How Phosphor Coating Uniformity Improves LED Emission Quality: Applications of Dip Coating

LED lighting has become an indispensable presence that enriches our living environments. Its vivid and stable light output is supported by precise phosphor coating technology applied to LED chips. However, even slight nonuniformity in this coating can cause unintended color unevenness or luminance variation, potentially degrading the inherent light quality of the LED package.

This article examines how uniform phosphor coating on LED substrates affects emission quality and explains the technical mechanisms required to achieve uniformity.

Uniformity of Phosphor Coating and Emission Quality

Occurrence of Color and Luminance Nonuniformity

When phosphor particles are not evenly distributed on the LED chip, they may accumulate in certain areas or be insufficient in others. In regions where particles are concentrated, the density of phosphor that absorbs and converts ultraviolet light emitted from the LED chip becomes higher. As a result, the emitted color may appear stronger and the local luminance relatively higher.

Conversely, in areas with fewer or no phosphor particles, color conversion is insufficient. This can cause the emitted light to deviate from the intended color or result in a significant reduction in luminance. Such uneven particle distribution leads to unintended color variation and brightness nonuniformity across the LED substrate, compromising lighting uniformity.

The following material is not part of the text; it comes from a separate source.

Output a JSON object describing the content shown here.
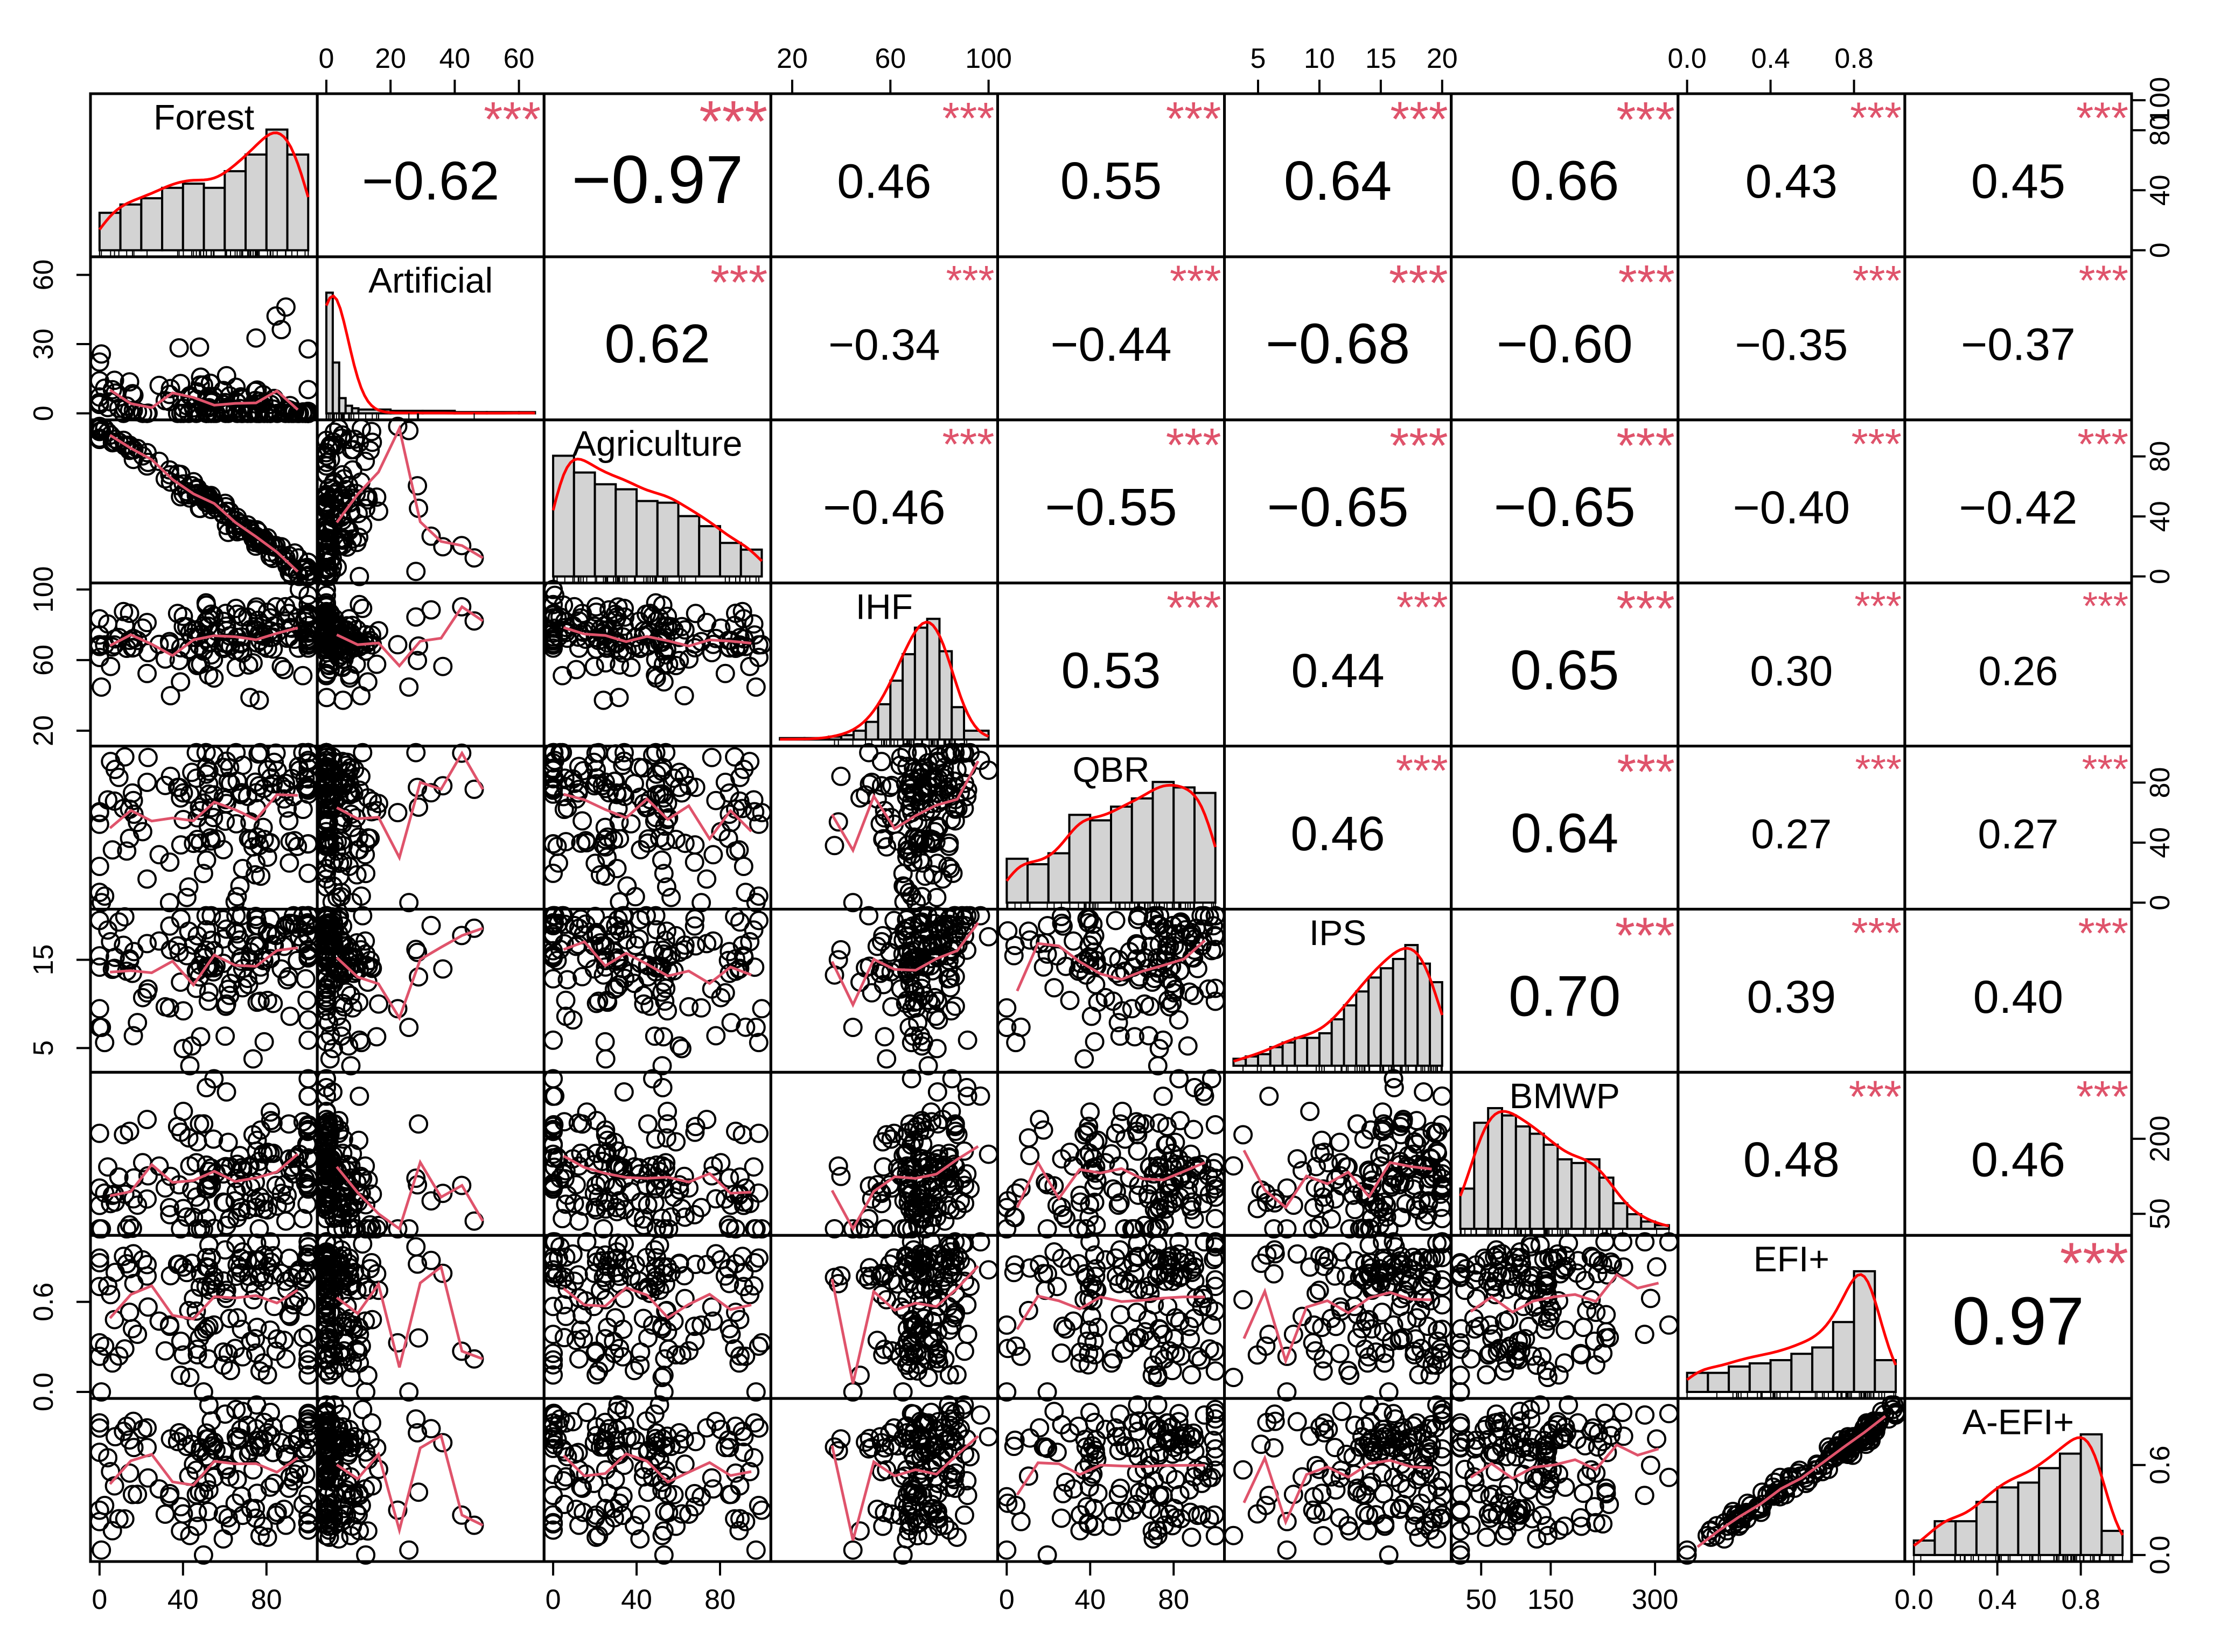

Degradation of Emission Color Stability and Uniformity

Light emitted from an LED chip is typically converted into white or other target colors by passing through or exciting the phosphor layer. When phosphor particle distribution is nonuniform, the thickness and density of the phosphor layer vary depending on location.

As a result, the optical conversion behavior differs across the substrate, causing instability in the chromaticity coordinates of the emitted light. This becomes a factor that degrades reliability as a light source and can lead to color differences between individual LEDs in multi LED lighting systems, ultimately reducing overall color consistency.

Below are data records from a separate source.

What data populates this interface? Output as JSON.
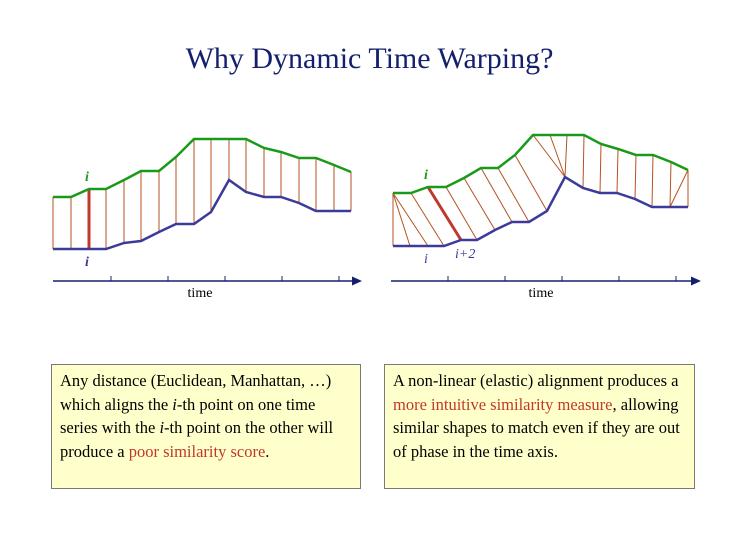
{
  "title": "Why Dynamic Time Warping?",
  "left_figure": {
    "top_label": "i",
    "bottom_label": "i",
    "axis_label": "time"
  },
  "right_figure": {
    "top_label": "i",
    "bottom_label": "i",
    "bottom_label_next": "i+2",
    "axis_label": "time"
  },
  "left_box": {
    "p1": "Any distance (Euclidean, Manhattan, …) which aligns the ",
    "i1": "i",
    "p2": "-th point on one time series with the ",
    "i2": "i",
    "p3": "-th point on the other will produce a ",
    "hl": "poor similarity score",
    "p4": "."
  },
  "right_box": {
    "p1": "A non-linear (elastic) alignment produces a ",
    "hl": "more intuitive similarity measure",
    "p2": ", allowing similar shapes to match even if they are out of phase in the time axis."
  },
  "colors": {
    "title": "#14206e",
    "top_series": "#1a9a1a",
    "bottom_series": "#3b3b9a",
    "links": "#b5521f",
    "highlight_link": "#c0392b",
    "box_fill": "#ffffcc"
  }
}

Phosphor Coating by Dip Coating

What Is Dip Coating

Dip coating is a technique in which the entire LED chip or COB substrate is immersed in a phosphor slurry and then withdrawn at a constant speed to form a uniform coating layer on the surface.

Although the process itself is structurally simple, precise control of parameters such as withdrawal speed, liquid viscosity, surface tension, and solvent evaporation rate makes it possible to achieve highly uniform coatings.

Applicability to High-Density Structures Such as COB Substrates

When LED chips are mounted at high density, as in COB substrates, achieving uniform phosphor coating on each individual chip requires a higher level of process control.

In COB substrates, coating is often applied simultaneously to the entire substrate or to multiple chip regions, which introduces challenges such as coating runoff into narrow gaps between chips or uneven deposition on chip top surfaces.

Dip coating addresses these challenges by controlling the timing of solvent evaporation. This helps prevent coating runoff and step formation while allowing the slurry to naturally flow into narrow gaps between LED chips.

For this reason, dip coating is increasingly being adopted for high-density structures such as COB substrates.

Summary

High-quality light emission from LED lighting strongly depends on the uniformity of the phosphor coating. Non-uniform coatings cause color variation and luminance unevenness, which degrade overall optical quality.

To address these issues, advanced coating techniques such as dip coating are applied to achieve uniform phosphor layers, even on densely structured substrates like COB boards.

Establishing these coating mechanisms is essential for maximizing the inherent performance of LEDs and forms the foundation for stable, high-quality lighting in everyday applications.